About Language and the Canvas

The business model canvas was originally designed for startups and commercial organisations, but has been widely adopted in other mission-driven sectors - either directly or with some adaptations.

This origin certainly influences the language used in the canvas, particularly when talking about building blocks such as customer segments and relationships, supply chain partnerships, resources and value propositions. This in no way diminishes the idea that the same building blocks are necessary and present in the design and provision of government services, and that the tool can be used to provide strategic clarity and focus for FSA and Field Ops.

More information on using the business model canvas can be found on strategyzer.com, the website of the tool’s designer.

FSA Field Ops Business Model Canvas

Mission

This canvas is centred on the role that Field Operations plays in delivering the FSA’s goal. It is framed around the following mission question, that is based on the FSA vision and mission.

How does the FSA assure food we can trust through Field Operations?

The mission of assuring “food we can trust” is not the sole responsibility of Field Operations, but the question that frames the canvas recognises that Field Ops have a unique and fundamental role in the organisation’s structure in observing, and recording Food Business Operator practice and outcomes, as well as enforcing sanctions, as part of the FSA’s responsibility as a national Competent Authority.

Building Blocks

Customer Segments

Food Business Operators

Food Business Operators (FBOs) are the priority customer segment for Inspections service delivery.

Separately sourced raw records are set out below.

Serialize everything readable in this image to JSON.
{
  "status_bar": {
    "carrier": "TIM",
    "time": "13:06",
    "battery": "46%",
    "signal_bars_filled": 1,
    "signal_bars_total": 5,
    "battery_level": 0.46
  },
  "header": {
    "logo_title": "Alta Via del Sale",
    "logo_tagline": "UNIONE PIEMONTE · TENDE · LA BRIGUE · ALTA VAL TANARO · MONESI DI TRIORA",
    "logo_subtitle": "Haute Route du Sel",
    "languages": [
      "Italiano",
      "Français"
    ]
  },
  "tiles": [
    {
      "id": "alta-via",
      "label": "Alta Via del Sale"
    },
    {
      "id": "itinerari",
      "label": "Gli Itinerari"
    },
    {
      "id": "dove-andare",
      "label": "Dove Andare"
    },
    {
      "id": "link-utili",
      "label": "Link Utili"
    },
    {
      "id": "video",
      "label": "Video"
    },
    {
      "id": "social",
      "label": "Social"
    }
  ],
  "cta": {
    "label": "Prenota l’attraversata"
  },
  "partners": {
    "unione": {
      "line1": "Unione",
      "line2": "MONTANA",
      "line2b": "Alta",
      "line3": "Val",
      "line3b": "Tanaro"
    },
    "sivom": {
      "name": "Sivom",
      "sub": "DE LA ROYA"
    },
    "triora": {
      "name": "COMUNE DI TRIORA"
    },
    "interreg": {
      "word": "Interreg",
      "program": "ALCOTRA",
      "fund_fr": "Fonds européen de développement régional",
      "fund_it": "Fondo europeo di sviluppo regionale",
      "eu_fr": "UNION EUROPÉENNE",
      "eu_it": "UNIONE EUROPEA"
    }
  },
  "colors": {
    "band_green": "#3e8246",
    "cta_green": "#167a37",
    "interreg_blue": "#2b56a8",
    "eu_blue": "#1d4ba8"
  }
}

  • Field Ops has a direct relationship with businesses, and are typically physically located on premises to undertake official control activities.
  • Ops Transformation have a priority to increase shared accountability for delivering the food safety mission, which effectively means uplifting the role of the FBO

They are recognised as the single constant (not just as a target group) across all aspects of official controls, from approving establishments through to auditing, cost recovery and offboarding (including transfer of authority).

Any improvement initiative should be understood for what impact it may have on food business operators as a service user and customer of the FSA.

Other Customer Segments

Consumers

These are recognised as a customer segment of interest, but there is no real regular contact between Field Ops and consumers. While the mission talks broadly about using the FSA’s expertise and influence so that the “people“ can buy and eat food they trust, this is too broad a population to provide clarity or focus for Field Ops.

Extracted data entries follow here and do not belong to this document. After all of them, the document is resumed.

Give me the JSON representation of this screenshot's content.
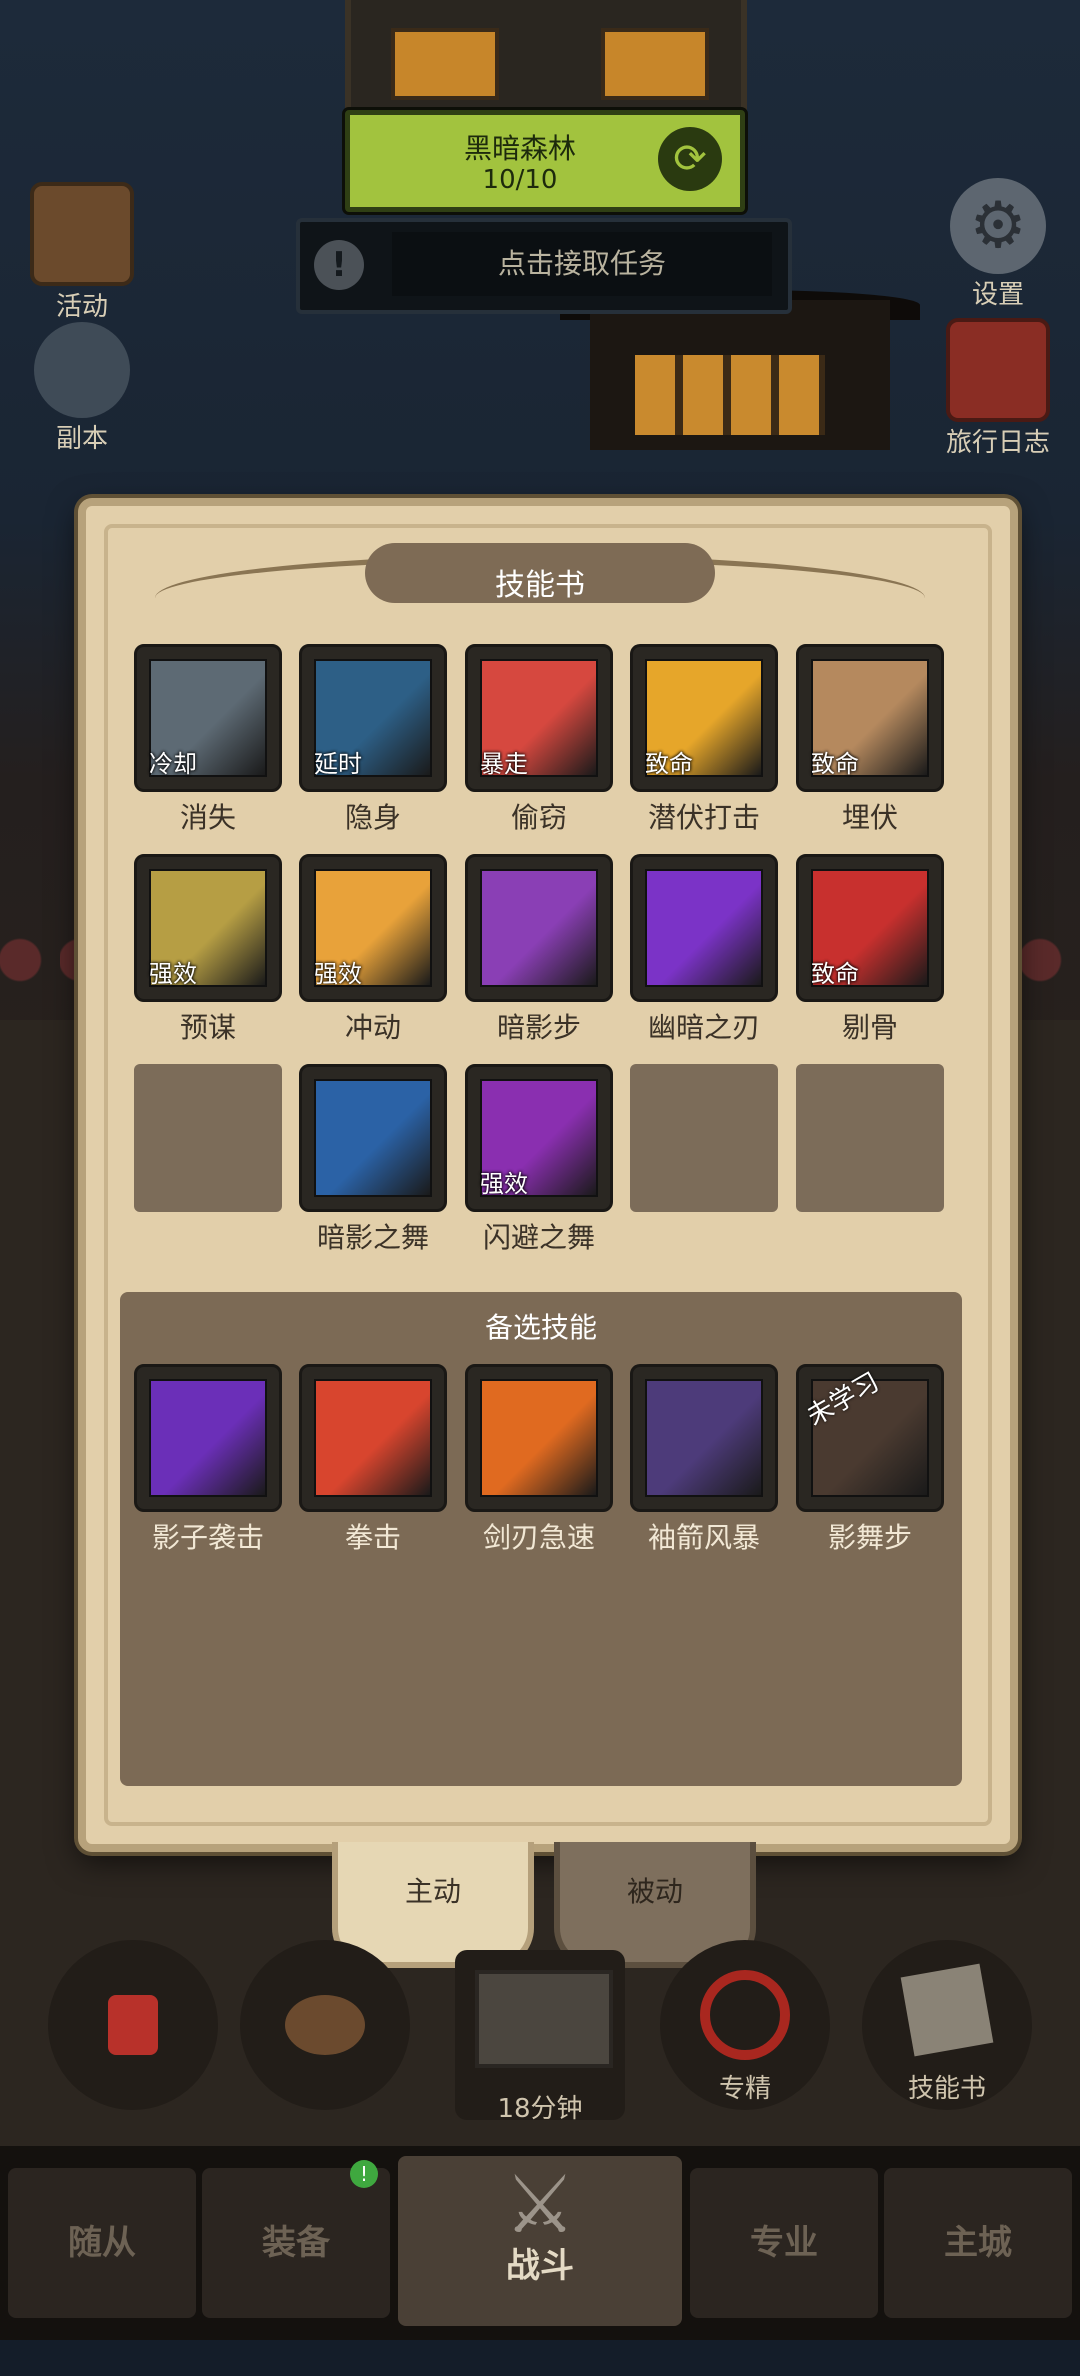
{
  "top": {
    "location_name": "黑暗森林",
    "location_progress": "10/10",
    "task_prompt": "点击接取任务",
    "left_icons": [
      {
        "label": "活动"
      },
      {
        "label": "副本"
      }
    ],
    "right_icons": [
      {
        "label": "设置"
      },
      {
        "label": "旅行日志"
      }
    ]
  },
  "panel": {
    "title": "技能书",
    "grid": [
      {
        "name": "消失",
        "badge": "冷却",
        "color": "#5d6a74"
      },
      {
        "name": "隐身",
        "badge": "延时",
        "color": "#2d5f86"
      },
      {
        "name": "偷窃",
        "badge": "暴走",
        "color": "#d6483f"
      },
      {
        "name": "潜伏打击",
        "badge": "致命",
        "color": "#e6a62a"
      },
      {
        "name": "埋伏",
        "badge": "致命",
        "color": "#b5895e"
      },
      {
        "name": "预谋",
        "badge": "强效",
        "color": "#b69e44"
      },
      {
        "name": "冲动",
        "badge": "强效",
        "color": "#e8a23a"
      },
      {
        "name": "暗影步",
        "badge": "",
        "color": "#8a3fb5"
      },
      {
        "name": "幽暗之刃",
        "badge": "",
        "color": "#7b33c7"
      },
      {
        "name": "剔骨",
        "badge": "致命",
        "color": "#c8302e"
      },
      {
        "name": "",
        "badge": "",
        "color": ""
      },
      {
        "name": "暗影之舞",
        "badge": "",
        "color": "#2b62a6"
      },
      {
        "name": "闪避之舞",
        "badge": "强效",
        "color": "#8a2fb0"
      },
      {
        "name": "",
        "badge": "",
        "color": ""
      },
      {
        "name": "",
        "badge": "",
        "color": ""
      }
    ],
    "alternate_heading": "备选技能",
    "alternates": [
      {
        "name": "影子袭击",
        "color": "#6b2fb8"
      },
      {
        "name": "拳击",
        "color": "#d8452e"
      },
      {
        "name": "剑刃急速",
        "color": "#e06a20"
      },
      {
        "name": "袖箭风暴",
        "color": "#4d3b7a"
      },
      {
        "name": "影舞步",
        "color": "#4a3a30",
        "overlay": "未学习"
      }
    ]
  },
  "tabs": {
    "active": "主动",
    "passive": "被动"
  },
  "actions": [
    {
      "label": ""
    },
    {
      "label": ""
    },
    {
      "label": "18分钟"
    },
    {
      "label": "专精"
    },
    {
      "label": "技能书"
    }
  ],
  "nav": [
    "随从",
    "装备",
    "战斗",
    "专业",
    "主城"
  ]
}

  • They are not an priority for strategic focus
  • But the FSA is minded that they are ultimately the arbiter of whether the value proposition is being delivered

Their voice and commercial stake directly impacts how Food Business Operators - the target segment - may respond to policy and procedural changes that the FSA imposes.

Other Government Departments

The FSA provide and deliver services on behalf of DEFRA and that local authorities use. Field Ops workforce are at the frontline of processing and capturing samples from and data about Food Business Operators, as well as operational data for cost recovery. While there may be service level agreements in place, to avoid confusion, it may be more useful to think of Other Government Departments as supply chain partners.

Internal Customers

Service thinking is an end-to-end endeavour. Customers are at the end of the value stream.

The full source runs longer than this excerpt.